Minggu, 16 Oktober 2011

ASFIKSIA NEONATORUM


Pembaca yang terkasih, edisi minggu ini kita masih membahas permasalahan seputar bayi. Kali ini tentang ASFIKSIA NEONATORUM yaitu keadaan di mana bayi baru lahir (BBL) gagal bernafas secara spontan dan teratur. Keadaan ini merupakan penyebab utama mortalitas ( kematian ) dan morbiditas ( kesakitan ) pada bayi baru lahir.

Penelitian mengungkapkan bahwa angka kejadian asfiksia di rumah sakit di wilayah Propinsi Jawa Barat sebesar 25 %. Penelitian lain menyebutkan bahwa kira-kira 10% BBL membutuhkan bantuan untuk mulai bernapas, dari bantuan ringan sampai resusitasi lanjut yang ekstensif ( 1% ). Sebagian besar bayi ( 90% )tidak memerlukan atau hanya sedikit memerlukan bantuan untuk memantapkan pernafasannya setelah lahir.

Dalam prakteknya menentukan tingkat asfiksia dengan tepat membutuhkan pengalaman dan observasi klinis yang cukup. Cara yang dianggap paling ideal dan telah digunakan di mana-mana untuk menentukan derajat asfiksia adalah dengan penilaian APGAR. Hal –hal yang dinilai dengan metode APGAR ini adalah menghitung frekuensi jantung, melihat usaha bernafas, menilai tonus otot, menilai refleks rangsangan dan memperhatikan warna kulit. 

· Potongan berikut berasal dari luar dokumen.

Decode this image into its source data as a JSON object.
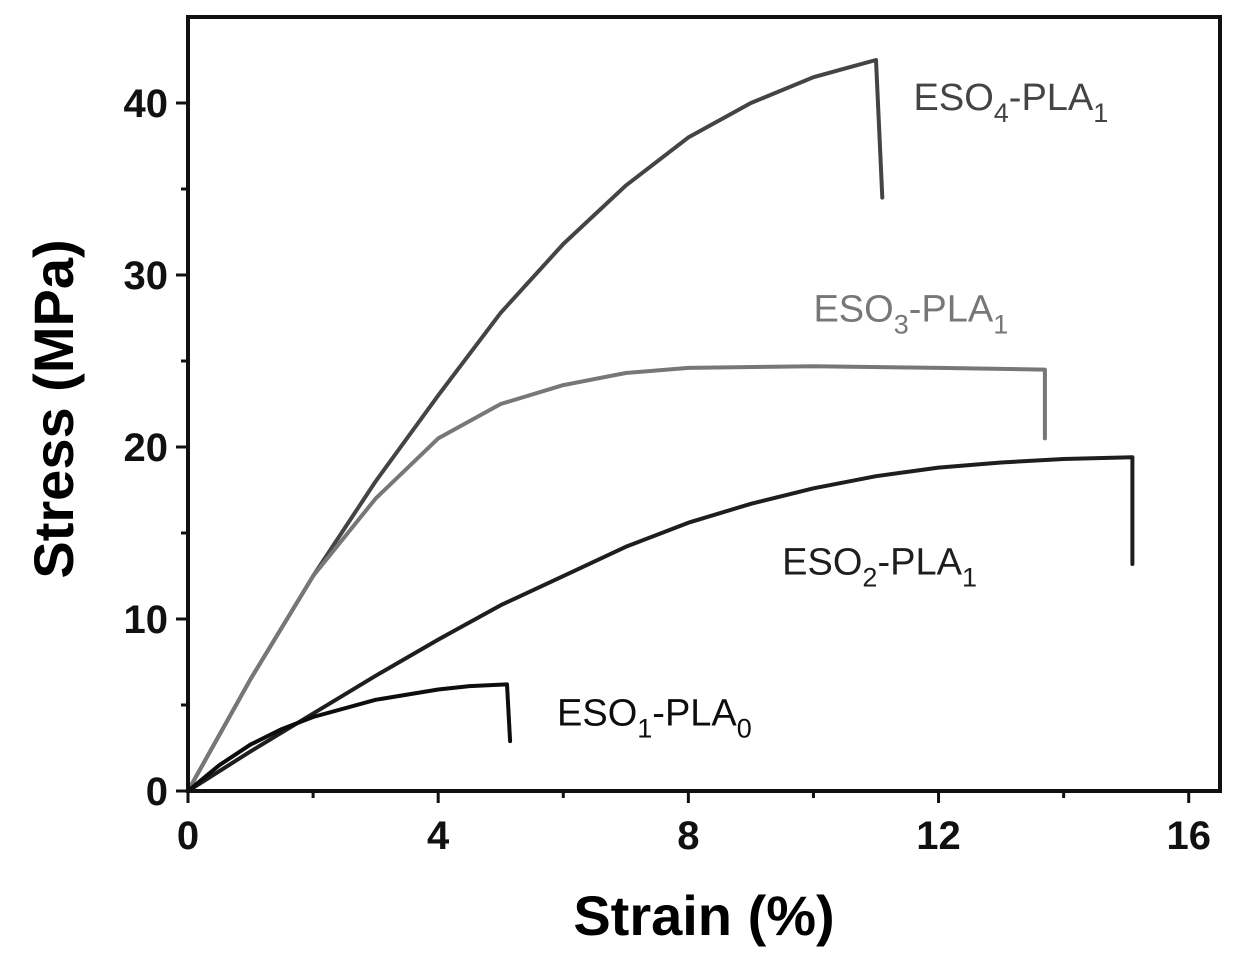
{
  "chart_data": {
    "type": "line",
    "xlabel": "Strain (%)",
    "ylabel": "Stress (MPa)",
    "xlim": [
      0,
      16.5
    ],
    "ylim": [
      0,
      45
    ],
    "x_ticks": [
      0,
      4,
      8,
      12,
      16
    ],
    "y_ticks": [
      0,
      10,
      20,
      30,
      40
    ],
    "x_minor_ticks": [
      2,
      6,
      10,
      14
    ],
    "y_minor_ticks": [
      5,
      15,
      25,
      35
    ],
    "grid": false,
    "series": [
      {
        "label": {
          "base": "ESO",
          "sub1": "4",
          "mid": "-PLA",
          "sub2": "1"
        },
        "color": "#444444",
        "label_at": [
          11.6,
          39.6
        ],
        "x": [
          0,
          1,
          2,
          3,
          4,
          5,
          6,
          7,
          8,
          9,
          10,
          10.5,
          11.0,
          11.1
        ],
        "y": [
          0,
          6.5,
          12.5,
          18.0,
          23.0,
          27.8,
          31.8,
          35.2,
          38.0,
          40.0,
          41.5,
          42.0,
          42.5,
          34.5
        ]
      },
      {
        "label": {
          "base": "ESO",
          "sub1": "3",
          "mid": "-PLA",
          "sub2": "1"
        },
        "color": "#777777",
        "label_at": [
          10.0,
          27.3
        ],
        "x": [
          0,
          1,
          2,
          3,
          4,
          5,
          6,
          7,
          8,
          10,
          12,
          13.7,
          13.7
        ],
        "y": [
          0,
          6.5,
          12.5,
          17.0,
          20.5,
          22.5,
          23.6,
          24.3,
          24.6,
          24.7,
          24.6,
          24.5,
          20.5
        ]
      },
      {
        "label": {
          "base": "ESO",
          "sub1": "2",
          "mid": "-PLA",
          "sub2": "1"
        },
        "color": "#1e1e1e",
        "label_at": [
          9.5,
          12.6
        ],
        "x": [
          0,
          1,
          2,
          3,
          4,
          5,
          6,
          7,
          8,
          9,
          10,
          11,
          12,
          13,
          14,
          15.1,
          15.1
        ],
        "y": [
          0,
          2.3,
          4.5,
          6.7,
          8.8,
          10.8,
          12.5,
          14.2,
          15.6,
          16.7,
          17.6,
          18.3,
          18.8,
          19.1,
          19.3,
          19.4,
          13.2
        ]
      },
      {
        "label": {
          "base": "ESO",
          "sub1": "1",
          "mid": "-PLA",
          "sub2": "0"
        },
        "color": "#0d0d0d",
        "label_at": [
          5.9,
          3.8
        ],
        "x": [
          0,
          0.5,
          1,
          1.5,
          2,
          3,
          4,
          4.5,
          5.1,
          5.15
        ],
        "y": [
          0,
          1.5,
          2.7,
          3.6,
          4.3,
          5.3,
          5.9,
          6.1,
          6.2,
          2.9
        ]
      }
    ]
  }
}
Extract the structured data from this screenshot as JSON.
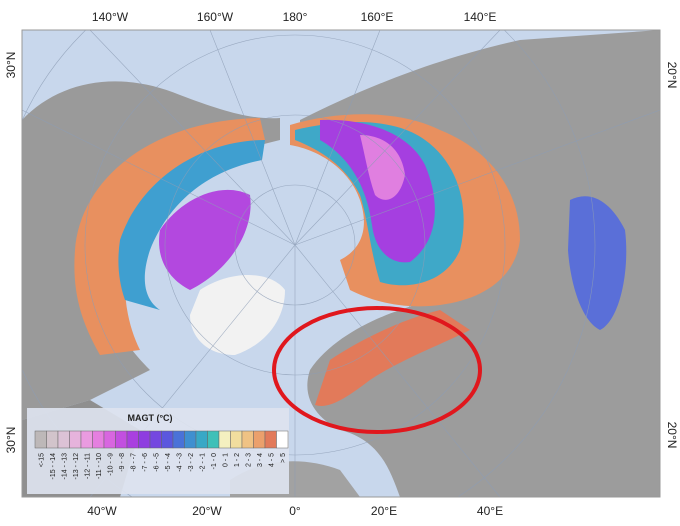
{
  "map": {
    "top_labels": [
      "140°W",
      "160°W",
      "180°",
      "160°E",
      "140°E"
    ],
    "bottom_labels": [
      "40°W",
      "20°W",
      "0°",
      "20°E",
      "40°E"
    ],
    "left_labels": [
      "30°N",
      "30°N"
    ],
    "right_labels": [
      "20°N",
      "20°N"
    ],
    "legend": {
      "title": "MAGT (°C)",
      "items": [
        {
          "label": "<-15",
          "color": "#bdb8b8"
        },
        {
          "label": "-15 - -14",
          "color": "#d2c4cb"
        },
        {
          "label": "-14 - -13",
          "color": "#dcc2d6"
        },
        {
          "label": "-13 - -12",
          "color": "#e6b3dc"
        },
        {
          "label": "-12 - -11",
          "color": "#ea9be0"
        },
        {
          "label": "-11 - -10",
          "color": "#e57fe0"
        },
        {
          "label": "-10 - -9",
          "color": "#d866e0"
        },
        {
          "label": "-9 - -8",
          "color": "#c24fe0"
        },
        {
          "label": "-8 - -7",
          "color": "#a940e0"
        },
        {
          "label": "-7 - -6",
          "color": "#8e3de0"
        },
        {
          "label": "-6 - -5",
          "color": "#7447e0"
        },
        {
          "label": "-5 - -4",
          "color": "#5b57de"
        },
        {
          "label": "-4 - -3",
          "color": "#4a72d8"
        },
        {
          "label": "-3 - -2",
          "color": "#3f8fd0"
        },
        {
          "label": "-2 - -1",
          "color": "#38a8c6"
        },
        {
          "label": "-1 - 0",
          "color": "#3fc0b8"
        },
        {
          "label": "0 - 1",
          "color": "#f4f0c0"
        },
        {
          "label": "1 - 2",
          "color": "#f1dd9e"
        },
        {
          "label": "2 - 3",
          "color": "#efc284"
        },
        {
          "label": "3 - 4",
          "color": "#eba06c"
        },
        {
          "label": "4 - 5",
          "color": "#e27a5a"
        },
        {
          "label": "> 5",
          "color": "#ffffff"
        }
      ]
    }
  }
}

Bila denyut jantung tidak ada, usaha bernafas tidak ada, tonus otot lumpuh, refleks tidak ada dan warna kulit kebiruan atau pucat maka diberi score 0 ( nol ). Bila frekuensi jantung < 100x per menit, pernafasan lambat dan tidak teratur, tonus otot pada tangan dan kaki kurang kuat, gerakan sedikit, warna badan kemerahan sedangkan tangan / kaki kebiruan maka mendapat score 1 ( satu ). Sedangkan bila frekuensi jantung > 100x per menit, pernafasan teratur > 40x per menit, gerakan aktif, menangis kuat serta warna kulit kemerahan seluruhnya maka diberi score 2 ( dua ).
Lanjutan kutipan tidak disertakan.